Keterangan tertulis Departemen Komunikasi Bank Indonesia (BI) menjelaskan berdasarkan faktor yang memengaruhi, perlambatan M2 terutama dipengaruhi oleh melambatnya tagihan bersih kepada Pemerintah Pusat. Tagihan bersih kepada Pemerintah Pusat tumbuh melambat dari 32,0% (yoy) pada November 2015 menjadi 17,9% (yoy) pada Desember 2015, sejalan dengan meningkatnya simpanan Pemerintah di BI terkait penerbitan Global Bond dalam rangka pembiayaan APBN di tahun 2016. “Sementara itu, pertumbuhan kredit pada bulan Desember 2015 mengalami peningkatan menjadi 10,1% (yoy) dari bulan sebelumnya 9,5% (yoy),” seperti dilansir situs bi.go.id di Jakarta, Jumat (29/1).
Suku bunga kredit masih mengalami penurunan, sementara suku bunga deposito meningkat.

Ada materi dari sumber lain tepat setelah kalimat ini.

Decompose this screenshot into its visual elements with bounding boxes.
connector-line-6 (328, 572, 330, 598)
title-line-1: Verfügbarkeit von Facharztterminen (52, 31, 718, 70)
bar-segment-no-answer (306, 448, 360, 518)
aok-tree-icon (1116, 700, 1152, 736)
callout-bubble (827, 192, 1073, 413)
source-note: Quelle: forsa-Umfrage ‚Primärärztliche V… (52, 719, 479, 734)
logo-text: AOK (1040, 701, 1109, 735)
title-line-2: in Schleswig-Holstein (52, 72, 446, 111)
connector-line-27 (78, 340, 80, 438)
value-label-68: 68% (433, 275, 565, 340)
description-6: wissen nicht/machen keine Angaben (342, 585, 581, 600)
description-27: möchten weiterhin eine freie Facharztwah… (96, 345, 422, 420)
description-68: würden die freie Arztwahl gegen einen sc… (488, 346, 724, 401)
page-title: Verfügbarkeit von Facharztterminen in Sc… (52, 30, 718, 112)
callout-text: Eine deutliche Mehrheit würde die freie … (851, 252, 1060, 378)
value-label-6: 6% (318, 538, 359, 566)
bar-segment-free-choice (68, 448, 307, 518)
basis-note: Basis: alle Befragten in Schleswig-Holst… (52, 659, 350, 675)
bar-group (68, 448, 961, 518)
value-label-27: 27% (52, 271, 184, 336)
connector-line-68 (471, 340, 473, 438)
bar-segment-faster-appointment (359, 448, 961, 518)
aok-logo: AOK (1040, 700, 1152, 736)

Pada Desember 2015, suku bunga kredit tercatat sebesar 12,83%, menurun dibandingkan dengan November 2015 sebesar 12,89%. Suku bunga simpanan berjangka 1, 3, 6, dan 12 bulan masing-masing tercatat sebesar 7,60%, 7,99%, 8,54%, dan 8,47% pada Desember 2015, meningkat dibandingkan dengan suku bunga simpanan pada November 2015 sebesar 7,55%, 7,90%, 8,50%, dan 8,44%.